CodeQL 是由 GitHub 开发的一款语义代码分析引擎，它允许开发者和安全研究人员通过编写查询来发现代码中的漏洞和安全问题。与传统静态分析工具不同，CodeQL 将代码视为数据，通过查询代码中的数据关系来发现潜在问题。

跟 SQL 长挺像

需要少许数据库的基础，至少得能看懂简单的查询语句

做个小测试

假设有以下 Python 代码：

if error: pass

很明显，这个 if 语句是冗余的，因为它啥都没干，有没有都一样。那么我们可以用 CodeQL 来查找这种冗余的 if 语句。

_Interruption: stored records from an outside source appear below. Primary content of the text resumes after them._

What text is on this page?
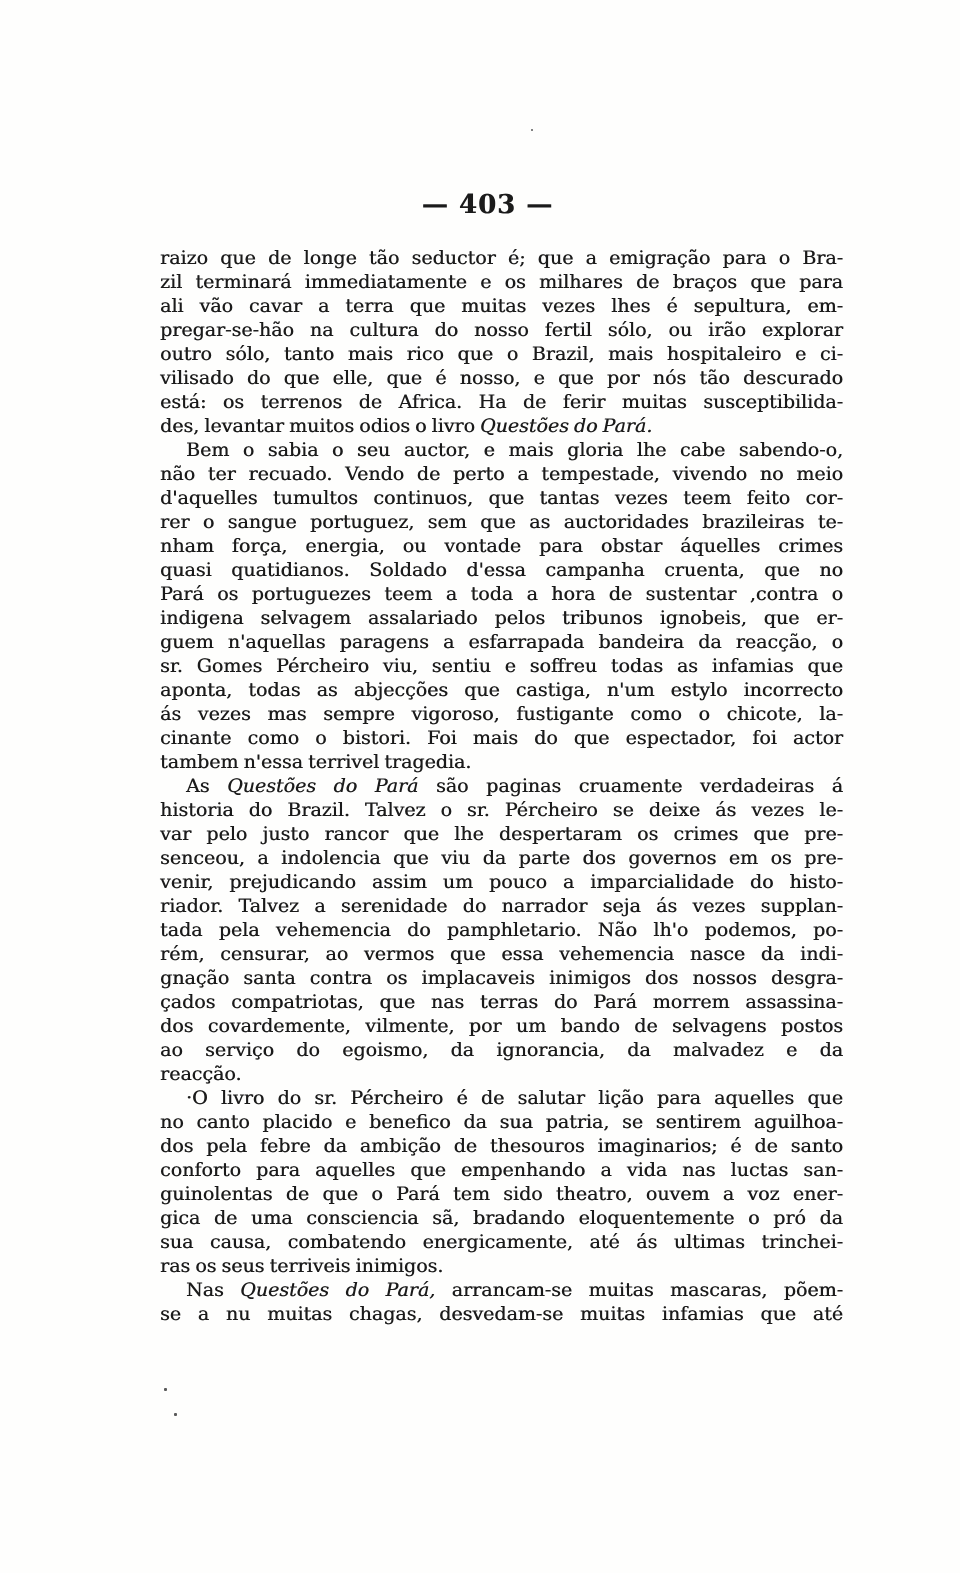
— 403 —
raizo que de longe tão seductor é; que a emigração para o Bra-
zil terminará immediatamente e os milhares de braços que para
ali vão cavar a terra que muitas vezes lhes é sepultura, em-
pregar-se-hão na cultura do nosso fertil sólo, ou irão explorar
outro sólo, tanto mais rico que o Brazil, mais hospitaleiro e ci-
vilisado do que elle, que é nosso, e que por nós tão descurado
está: os terrenos de Africa. Ha de ferir muitas susceptibilida-
des, levantar muitos odios o livro Questões do Pará.
Bem o sabia o seu auctor, e mais gloria lhe cabe sabendo-o,
não ter recuado. Vendo de perto a tempestade, vivendo no meio
d'aquelles tumultos continuos, que tantas vezes teem feito cor-
rer o sangue portuguez, sem que as auctoridades brazileiras te-
nham força, energia, ou vontade para obstar áquelles crimes
quasi quatidianos. Soldado d'essa campanha cruenta, que no
Pará os portuguezes teem a toda a hora de sustentar ,contra o
indigena selvagem assalariado pelos tribunos ignobeis, que er-
guem n'aquellas paragens a esfarrapada bandeira da reacção, o
sr. Gomes Pércheiro viu, sentiu e soffreu todas as infamias que
aponta, todas as abjecções que castiga, n'um estylo incorrecto
ás vezes mas sempre vigoroso, fustigante como o chicote, la-
cinante como o bistori. Foi mais do que espectador, foi actor
tambem n'essa terrivel tragedia.
As Questões do Pará são paginas cruamente verdadeiras á
historia do Brazil. Talvez o sr. Pércheiro se deixe ás vezes le-
var pelo justo rancor que lhe despertaram os crimes que pre-
senceou, a indolencia que viu da parte dos governos em os pre-
venir, prejudicando assim um pouco a imparcialidade do histo-
riador. Talvez a serenidade do narrador seja ás vezes supplan-
tada pela vehemencia do pamphletario. Não lh'o podemos, po-
rém, censurar, ao vermos que essa vehemencia nasce da indi-
gnação santa contra os implacaveis inimigos dos nossos desgra-
çados compatriotas, que nas terras do Pará morrem assassina-
dos covardemente, vilmente, por um bando de selvagens postos
ao serviço do egoismo, da ignorancia, da malvadez e da
reacção.
·O livro do sr. Pércheiro é de salutar lição para aquelles que
no canto placido e benefico da sua patria, se sentirem aguilhoa-
dos pela febre da ambição de thesouros imaginarios; é de santo
conforto para aquelles que empenhando a vida nas luctas san-
guinolentas de que o Pará tem sido theatro, ouvem a voz ener-
gica de uma consciencia sã, bradando eloquentemente o pró da
sua causa, combatendo energicamente, até ás ultimas trinchei-
ras os seus terriveis inimigos.
Nas Questões do Pará, arrancam-se muitas mascaras, põem-
se a nu muitas chagas, desvedam-se muitas infamias que até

使用以下 CodeQL 查询：

import python

from If ifstmt, Stmt pass
where pass = ifstmt.getStmt(0) and
  pass instanceof Pass
select ifstmt, "This 'if' statement is redundant."

那这个 QL 是什么意思呢

import python 是导入 Python 语言的 CodeQL 库，里面定义了如何处理 Python 代码，正如你平时的编程一样，一般情况下，库文件如何通过底层代码实现是无需理会的。 from If ifstmt, Stmt pass 是在查询中定义了两个变量：ifstmt 和 pass，If 和 Stmt 分别是对应的 CodeQL 类型。If 代表一个 if 语句，而 Stmt 代表一个通用的语句。 where pass = ifstmt.getStmt(0) and pass instanceof Pass 是查询的条件部分，包含两个条件：

pass = ifstmt.getStmt(0)：表示 ifstmt 的第一个语句是 pass。
pass instanceof Pass：表示 pass 是一个 Pass 语句。

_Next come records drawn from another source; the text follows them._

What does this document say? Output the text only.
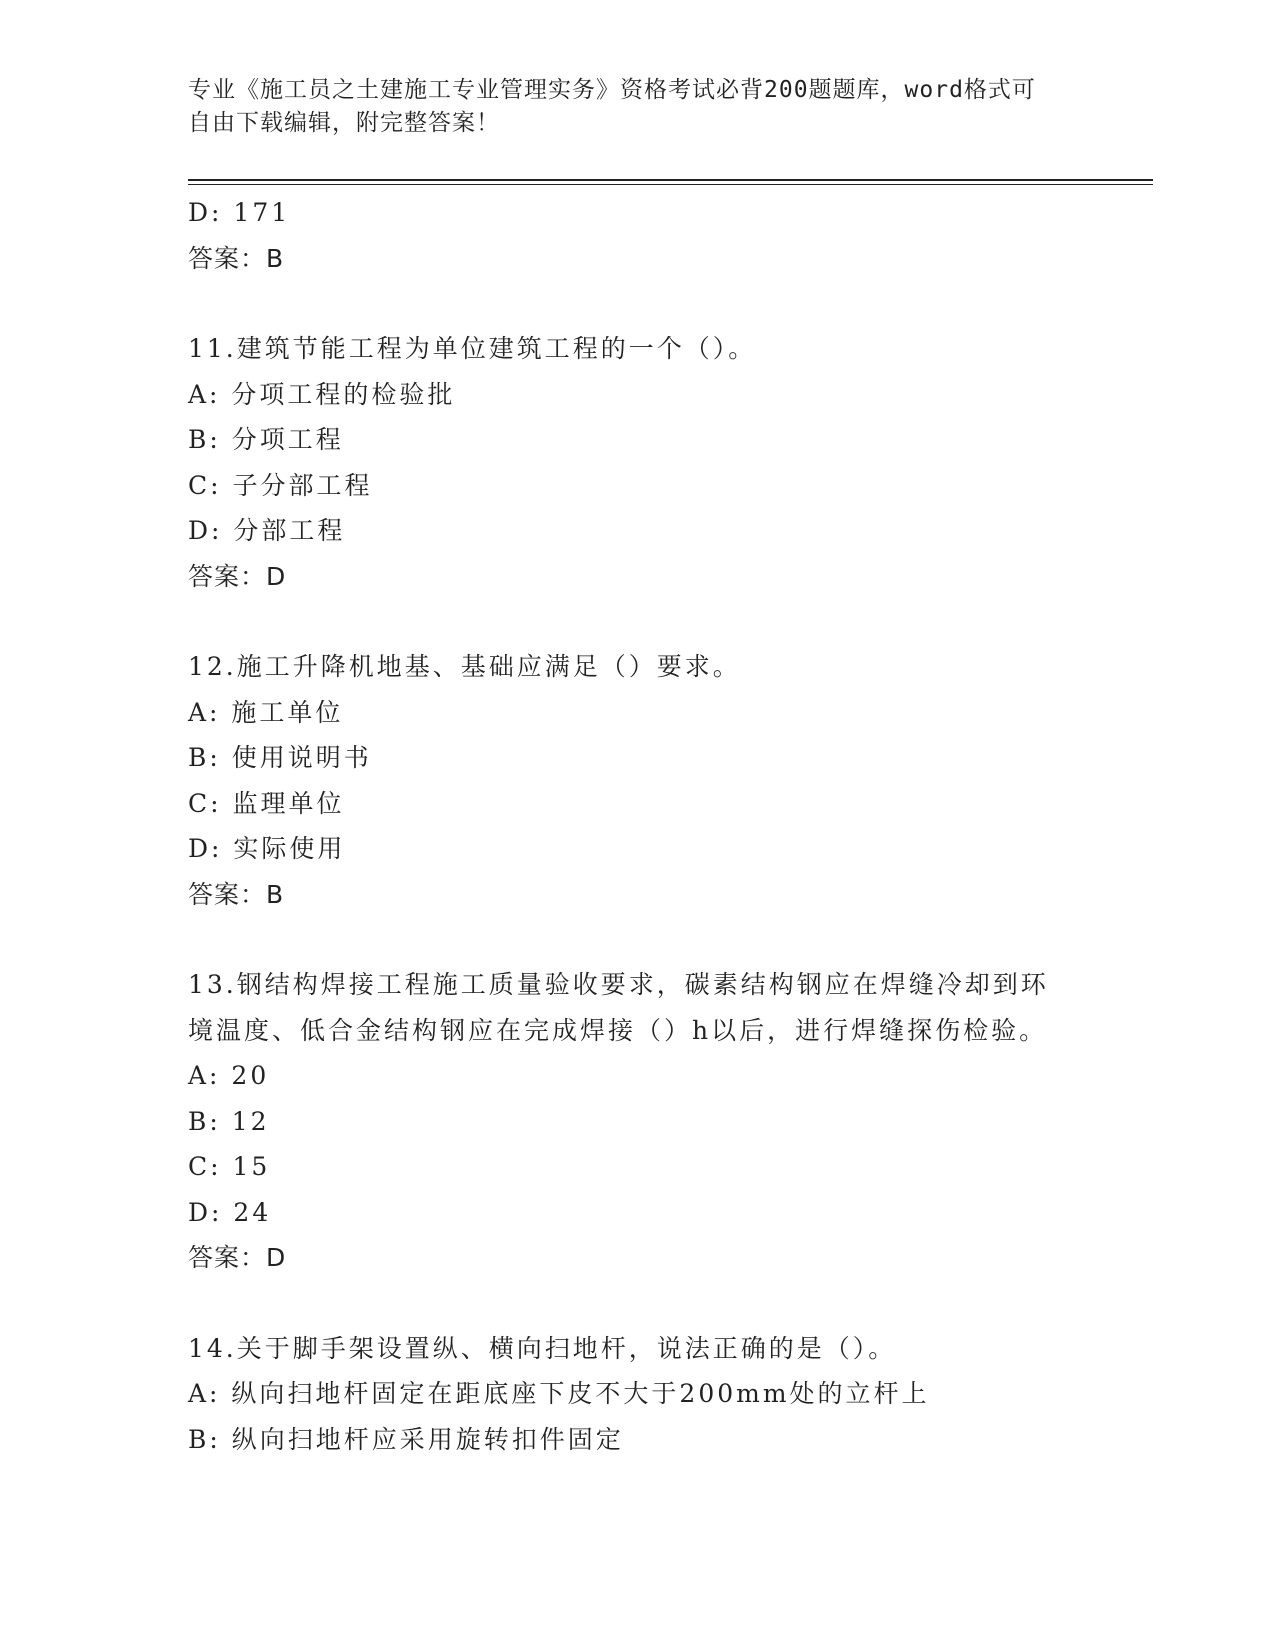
专业《施工员之土建施工专业管理实务》资格考试必背200题题库，word格式可
自由下载编辑，附完整答案！
D: 171
答案：B
11.建筑节能工程为单位建筑工程的一个（）。
A: 分项工程的检验批
B: 分项工程
C: 子分部工程
D: 分部工程
答案：D
12.施工升降机地基、基础应满足（）要求。
A: 施工单位
B: 使用说明书
C: 监理单位
D: 实际使用
答案：B
13.钢结构焊接工程施工质量验收要求，碳素结构钢应在焊缝冷却到环
境温度、低合金结构钢应在完成焊接（）h以后，进行焊缝探伤检验。
A: 20
B: 12
C: 15
D: 24
答案：D
14.关于脚手架设置纵、横向扫地杆，说法正确的是（）。
A: 纵向扫地杆固定在距底座下皮不大于200mm处的立杆上
B: 纵向扫地杆应采用旋转扣件固定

select ifstmt, "This 'if' statement is redundant." 是查询的结果部分，表示如果满足上述条件，则返回 ifstmt 和一条消息，如此就可以找到所有冗余的 if 语句。

又老又新的语法，落后的 AI

我用 AI 生成的 QL 查询语句，基本没有能跑的，查了好久发现 DataFlow 进行过一次改革

旧语法在 2024 年 12 月开始就开始完全不支持了，但是互联网的资料基本都停留在 2020 年左右，导致基本没法抄

以下是传统派的写法：

class SensitiveLoggerConfiguration extends TaintTracking::Configuration {
  SensitiveLoggerConfiguration() { this = "SensitiveLoggerConfiguration" } // 6: characteristic predicate with dummy string value (see below)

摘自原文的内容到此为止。